How far this was foreseen by our beloved Apostle I cannot say. This he does tell us, that perverse men would arise speaking perverse things to draw the disciples after themselves. And later on his sphere of vision is enlarged to such an extent that he makes known to Timothy the whole state of the profession until the close of the dispensation.

It was a black outlook, and beyond measure distressing to the tender heart of the Apostle. But through grace he is ready for it, for he has his panacea, which is more than a match for all the maladies that the people of God are liable to, He says: “And now, brethren, I COMMEND YOU TO GOD, AND TO THE WORD OF HIS GRACE, which is able to build you up, and to give you an inheritance among all them which are sanctified.”

Thank God, there is that which cannot fail; that which has never failed the trusting heart. Will there ever rise up a soul throughout all eternity that will be able to say, I trusted God, and He has failed me? These elders are not thrown back upon their own resources. They are not told to await the developments of science. They are not exhorted to help the world to work out its own salvation by the resources that lie in itself. They are not bidden to trust in man at all. Their trust is directed elsewhere.

I commend you to God! What more is wanted? It was just what his beloved Master did when leaving His disciples alone in this world. He commended them to the care of His holy Father (John 17). The disposal of His own person, His work, His disciples, His justification: all is committed to His Father. And so as regards Paul. He had coveted no man’s silver, gold, or apparel; his own hands had ministered to his necessities, and to them that were with him. He had ever kept in his memory, and desired others to do the same, the words of the Lord Jesus, how He said, “It is more blessed to give than to receive.”

He could not commend these elders to the church, for already decay had set in; and to whom were they to go! The wolves were only waiting to leap the barriers and spread havoc in that sacred enclosure. The perverse men would soon be the recognized teachers of theology. Soon there would be nothing here to rest in. The darkness of the world would soon be creeping over the only spot on earth where there was the light of God. To whom could saint or sinner direct his anxious gaze?

I commend you to God, and to the word of His grace. That will do. Let me turn to Him. There is none other fit to be trusted. There is none other needful. He is sufficient for the darkest and most difficult day that ever yet had to be faced, or that is yet to come. He was enough for Paul, He was enough for those elders of Ephesus, He is enough for reader and writer.

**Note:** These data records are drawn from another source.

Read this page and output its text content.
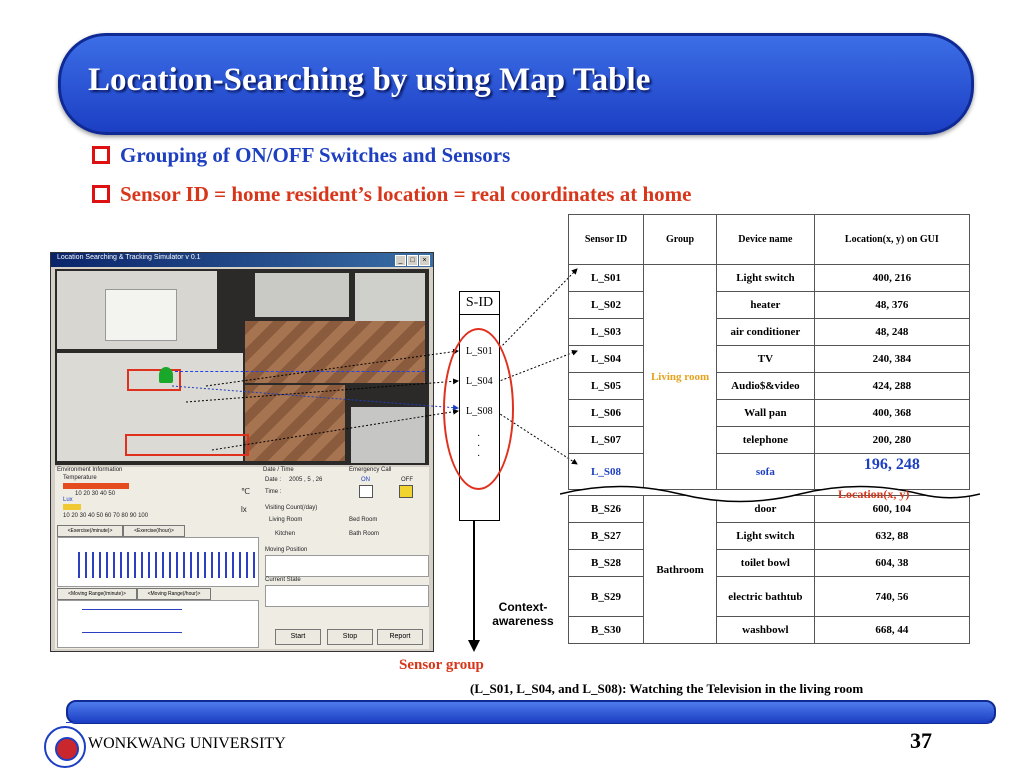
Location-Searching by using Map Table
Grouping of ON/OFF Switches and Sensors
Sensor ID = home resident’s location = real coordinates at home
Location Searching & Tracking Simulator v 0.1	_	□	×
Environment Information
Temperature
10 20 30 40 50	℃
Lux
10 20 30 40 50 60 70 80 90 100
lx
<Exercise(/minute)>	<Exercise(/hour)>
<Moving Range(/minute)>	<Moving Range(/hour)>
Date / Time
Date : 2005 , 5 , 26
Time :
Emergency Call
ON	OFF
Visiting Count(/day)
Living Room	Bed Room
Kitchen	Bath Room
Moving Position
Current State
Start	Stop	Report
S-ID
L_S01
L_S04
L_S08
·
·
·
Sensor ID	Group	Device name	Location(x, y) on GUI
L_S01	Living room	Light switch	400, 216
L_S02		heater	48, 376
L_S03		air conditioner	48, 248
L_S04		TV	240, 384
L_S05		Audio$&video	424, 288
L_S06		Wall pan	400, 368
L_S07		telephone	200, 280
L_S08		sofa	196, 248

B_S26	Bathroom	door	600, 104
B_S27		Light switch	632, 88
B_S28		toilet bowl	604, 38
B_S29		electric bathtub	740, 56
B_S30		washbowl	668, 44
Location(x, y)
Context-awareness
Sensor group
(L_S01, L_S04, and L_S08): Watching the Television in the living room
WONKWANG UNIVERSITY	37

But we have also “The word of His Grace.” This we are told is able to build us up, and to give us an inheritance among all them that are sanctified. The word of His grace has reference to the revelation that has come to light in Christ. Timothy is directed to “all Scripture,” and is told that it is profitable for doctrine, for reproof, for correction, for instruction in righteousness: that the man of God may be perfect, thoroughly furnished unto all good works (2 Tim. 3:16-17). In Timothy the subject is light for his path in very difficult days, and all Scripture, both Old and New Testament, is referred to. But here in Paul’s address to the elders it is the word of His grace, and it is for our edification in the knowledge of God, and to make sure to us the inheritance that is ours in Christ.

Let us, then, turn to God and to this word of His grace, with all our hearts, and with all confidence, knowing that He will not fail us in this day of great difficulty. But let us also keep well in mind that which we have on record concerning the ways of the Apostle to whom under God we owe so much; for he has set us an example that has been set us by none other, except the Lord Himself.

No wonder the leave-taking from such a man was unspeakable distress to those who had reaped such advantage from his doctrine and his manner of life. His own sobs and tears were, we may be sure, mingled with theirs. It was a scene never to be forgotten, nor does the Spirit of God desire that it should be forgotten; and that we might have it in our remembrance He has caused a record of it to be made. May we not forget it, but in every difficulty may we hear him say to us, “I COMMEND YOU TO GOD, AND TO THE WORD OF HIS GRACE.”